Queensland State Election 2012: Beaudesert
Margin: Liberal National 8.3%
Region: Rural South-Eastern
Click here for Electoral Commission of Queensland map
Electorate analysis: One of two seats going into the election in the hands of Katter’s Australian Party, following the defection of former LNP member Aidan McLindon, Beaudesert is located inland of the Gold Coast seats of Gaven and Mudgeeraba, covering the 80 kilometre distance from Rosevale in the west to Tamborine in the east. Labor is only slightly weaker than the LNP in the semi-urban area around Jimboomba in the north-east, but its support diminishes rapidly deeper into the interior. McLindon came to the seat at the 2009 election after the retirement of Kev Lingard, who was member for the seat’s predecessor Fassifern from 1983 and then for Beaudesert upon its creation in 1992. Lingard hit an electoral rough patch amid the One Nation challenge of 1998 and 2001, when his primary vote slumped from 56.3 per cent to 31.9 per cent, and he was lucky on the latter occasion to finish ahead of both One Nation in the race for second place and Labor in the race for first. The margin blew out again amid the relative tranquility of 2004, but a 2.6 per cent swing to Labor in 2006 perhaps indicated the long-term trend in a seat becoming progressively more semi-urban in outlook.

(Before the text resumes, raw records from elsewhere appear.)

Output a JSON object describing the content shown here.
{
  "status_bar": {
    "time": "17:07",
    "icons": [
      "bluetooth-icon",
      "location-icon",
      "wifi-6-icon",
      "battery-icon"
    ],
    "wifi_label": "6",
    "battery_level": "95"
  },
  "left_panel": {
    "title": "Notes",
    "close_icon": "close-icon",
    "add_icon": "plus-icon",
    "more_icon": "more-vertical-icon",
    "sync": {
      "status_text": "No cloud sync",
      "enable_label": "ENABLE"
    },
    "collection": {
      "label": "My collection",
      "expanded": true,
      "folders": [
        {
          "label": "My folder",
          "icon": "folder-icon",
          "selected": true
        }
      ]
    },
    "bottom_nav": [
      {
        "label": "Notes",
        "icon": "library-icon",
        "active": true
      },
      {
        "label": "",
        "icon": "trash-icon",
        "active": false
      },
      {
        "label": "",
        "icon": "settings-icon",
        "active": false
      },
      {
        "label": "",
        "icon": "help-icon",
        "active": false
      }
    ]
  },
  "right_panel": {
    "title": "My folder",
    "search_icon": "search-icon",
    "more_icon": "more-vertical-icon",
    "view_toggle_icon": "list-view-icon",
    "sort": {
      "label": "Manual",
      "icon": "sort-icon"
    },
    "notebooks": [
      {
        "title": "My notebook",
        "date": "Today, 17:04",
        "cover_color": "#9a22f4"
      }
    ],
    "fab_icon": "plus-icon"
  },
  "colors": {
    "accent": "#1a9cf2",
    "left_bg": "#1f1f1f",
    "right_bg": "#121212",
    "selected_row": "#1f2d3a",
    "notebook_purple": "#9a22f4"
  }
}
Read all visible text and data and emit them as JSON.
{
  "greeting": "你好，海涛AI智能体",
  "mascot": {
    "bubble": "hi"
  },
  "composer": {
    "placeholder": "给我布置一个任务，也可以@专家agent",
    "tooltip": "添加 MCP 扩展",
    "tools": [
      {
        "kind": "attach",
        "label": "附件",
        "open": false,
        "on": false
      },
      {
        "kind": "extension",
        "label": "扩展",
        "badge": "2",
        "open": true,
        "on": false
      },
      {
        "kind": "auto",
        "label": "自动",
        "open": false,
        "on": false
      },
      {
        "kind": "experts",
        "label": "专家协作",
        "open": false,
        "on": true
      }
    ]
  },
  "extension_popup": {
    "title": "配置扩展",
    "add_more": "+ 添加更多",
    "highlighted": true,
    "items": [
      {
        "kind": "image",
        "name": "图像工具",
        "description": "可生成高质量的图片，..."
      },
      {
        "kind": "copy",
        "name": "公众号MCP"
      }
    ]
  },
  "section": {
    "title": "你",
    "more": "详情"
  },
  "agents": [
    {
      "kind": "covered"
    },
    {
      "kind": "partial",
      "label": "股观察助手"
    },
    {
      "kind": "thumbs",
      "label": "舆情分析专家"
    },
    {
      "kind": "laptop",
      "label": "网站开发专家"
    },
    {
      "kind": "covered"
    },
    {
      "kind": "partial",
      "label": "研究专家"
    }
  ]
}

Aidan McLindon was 28 years old when elected to parliament, and had been elected to Logan City Council as a Liberal candidate five years earlier. It was already apparent he was not from the normal conservative mould: he had earlier been a member of a “punk grindcore” band called KILL TV, whose hits included an apparently unironic tribute to Noam Chomsky, and together with a bandmate intruded on to the stage of Big Brother in 2005 as Gretel Killeen announced the winner, resulting in a $250 fine for creating a public nuisance. His campaign for the seat was complicated when Pauline Hanson announced her candidacy, and took a strange turn when Warwick Capper – a former Sydney Swans AFL star and noted wearer of tight shorts, who like Hanson was a client of high-profile celebrity agent Max Markson – announced through his sponsors at Zoo Magazine that he was throwing his hat into the ring. However, the declaration of candidates on the second Tuesday of the campaign revealed he had neglected to submit his nomination before the deadline, raising serious questions about the political acument of his campaign manager, Mark “Jacko” Jackson. Things got weirder still a week out from polling day when News Limited’s Sunday tabloids, led by Sydney’s ever-reliable Telegraph, infamously published what were purported to be semi-nude photographs of a 19-year-old Hanson, which turned out not to be her.
McLindon had little trouble retaining the seat for the LNP at the election, but his association with the party ended a little over a year later when both he and Burnett MP Rob Messenger quit the party to sit as independents. This came shortly after McLindon had unsuccessfully challenged Lawrence Springborg for the party’s deputy leadership with Messenger’s support. A month later he announced his intention to spearhead a new political party, the Queensland Party, which attracted considerable media attention and a number of prospective election candidates over the following year. In August 2011 however he chose to merge his party with the newly emergent Katter’s Australian Party, over the protests of some candidates who sought to keep the original party going.
The LNP has twice hit road blocks in its efforts to preselect a new candidate for the seat. The original front-runner was Scenic Rim mayor John Brent, but he withdrew his nomination on the grounds that he was facing a Department of Local Government misconduct inquiry, which ended with all charges against him being dismissed. The endorsement instead went to Andrew Macarthur, a former general manager of Stanbroke Pastoral Company, but he withdrew in early April 2011 citing personal reasons. The party eventually settled on Jon Krause, a 30-year-old former solicitor who currently works for the National Australia Bank.
A ReachTEL automated phone poll of 444 respondents, conducted for Katter’s Australian Party a fortnight out from the election, had Jon Krause on 38 per cent of the primary vote, Aidan McLindon on 37 per cent and Labor on 10 per cent. However, an LNP source quoted by Sarah Elks of The Australian in the final week of the campaign said its polling showed it would “safely win”.